During Washington's absence his manager and distant cousin Lund Washington continued the improvements. Under Lund's supervision the addition to the north end of the Mansion was raised and enclosed. In addition, the wing buildings and connecting colonnades were built. On one occasion a British man-of-war, the HMS Savage, appeared off Mount Vernon and demanded provisions. Lund met their demands, and the property was spared, although seventeen slaves used the opportunity to escape to try to claim their freedom.
General Washington surrendered his commission to Congress in Annapolis in December of 1783, and returned homeward with two of his former military aides, reaching Mount Vernon on Christmas Eve. Much remained to be done to the Mansion before it would be completed. However, little was accomplished in 1784; public affairs still claimed Washington's attention. Lund Washington's wartime accounts indicate that the piazza was erected in 1777, but there was a delay in finding stone flagging for the pavement. Stone was imported from England and laid in 1786. The final embellishment of the house, a weather vane for the cupola, was not added until the autumn of 1787.
The Mansion's design had much in common with other houses of the period, yet was unique in many ways. It owes its charm more to harmony of composition than to the beauty of its component parts. The influence of fashionable Anglo-Palladian designs are apparent at Mount Vernon in the proportions of the wing buildings and in the bowling green, which corresponds to the palace green. Numerous similarities to other contemporary houses might be identified, but there is nothing to indicate that they were more than coincidences of style or common antecedent. Washington had access to eighteenth-century English books on the design of country houses, which influenced the Mansion's design. For example, the Palladian window was derived from design inspirations found in these books.
Many artisans were employed and enslaved at Mount Vernon, but their work was limited in scope. Through the long years of development, overall planning was the province as well as an important occupation of George Washington.
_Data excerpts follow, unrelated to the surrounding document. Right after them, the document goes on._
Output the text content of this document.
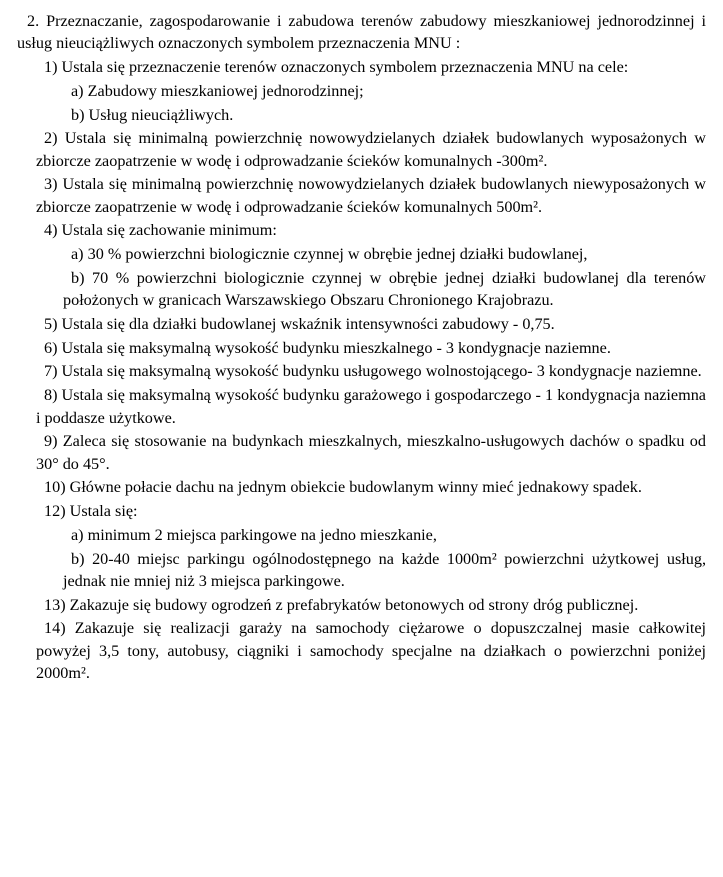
2. Przeznaczanie, zagospodarowanie i zabudowa terenów zabudowy mieszkaniowej jednorodzinnej i usług nieuciążliwych oznaczonych symbolem przeznaczenia MNU :

1) Ustala się przeznaczenie terenów oznaczonych symbolem przeznaczenia MNU na cele:

a) Zabudowy mieszkaniowej jednorodzinnej;

b) Usług nieuciążliwych.

2) Ustala się minimalną powierzchnię nowowydzielanych działek budowlanych wyposażonych w zbiorcze zaopatrzenie w wodę i odprowadzanie ścieków komunalnych -300m².

3) Ustala się minimalną powierzchnię nowowydzielanych działek budowlanych niewyposażonych w zbiorcze zaopatrzenie w wodę i odprowadzanie ścieków komunalnych 500m².

4) Ustala się zachowanie minimum:

a) 30 % powierzchni biologicznie czynnej w obrębie jednej działki budowlanej,

b) 70 % powierzchni biologicznie czynnej w obrębie jednej działki budowlanej dla terenów położonych w granicach Warszawskiego Obszaru Chronionego Krajobrazu.

5) Ustala się dla działki budowlanej wskaźnik intensywności zabudowy - 0,75.

6) Ustala się maksymalną wysokość budynku mieszkalnego - 3 kondygnacje naziemne.

7) Ustala się maksymalną wysokość budynku usługowego wolnostojącego- 3 kondygnacje naziemne.

8) Ustala się maksymalną wysokość budynku garażowego i gospodarczego - 1 kondygnacja naziemna i poddasze użytkowe.

9) Zaleca się stosowanie na budynkach mieszkalnych, mieszkalno-usługowych dachów o spadku od 30° do 45°.

10) Główne połacie dachu na jednym obiekcie budowlanym winny mieć jednakowy spadek.

12) Ustala się:

a) minimum 2 miejsca parkingowe na jedno mieszkanie,

b) 20-40 miejsc parkingu ogólnodostępnego na każde 1000m² powierzchni użytkowej usług, jednak nie mniej niż 3 miejsca parkingowe.

13) Zakazuje się budowy ogrodzeń z prefabrykatów betonowych od strony dróg publicznej.

14) Zakazuje się realizacji garaży na samochody ciężarowe o dopuszczalnej masie całkowitej powyżej 3,5 tony, autobusy, ciągniki i samochody specjalne na działkach o powierzchni poniżej 2000m².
One guest noted of Washington, that "It's astonishing with what niceness he directs everything in the building way, condescending even to measure the things himself, that all may be perfectly uniform."1
The Mansion features a prominent, high-columned piazza, extending the full length of the house. The exterior finish of the Mansion and of the courtyard dependencie was another unusual feature. The siding was beveled to give an appearance of stone. Sand was then applied to the freshly painted surface. This treatment, called rustication, pre-dates the Revolutionary War and was used elsewhere in Virginia. However, no precedent has been found for as extensive use as at Mount Vernon.
1. Quoted in William Spohn Baker, Washington After the Revolution ( Philadelphia: J.B. Lippincott Co., 1898), 45.
Dalzell, Jr., Robert F. and Lee Baldwin Dalzell. George Washington’s Mount Vernon: At Home in Early America. New York: Oxford University Press, 1998.
Greenberg, Allan. George Washington, Architect. London: Andreas Papadakis, 1999.
Reiff, Daniel D. Houses from Books: Treatises, Pattern Books, and Catalogs in American Architecture, 1738-1950. University Park: Pennsylvania State University Press, 2000.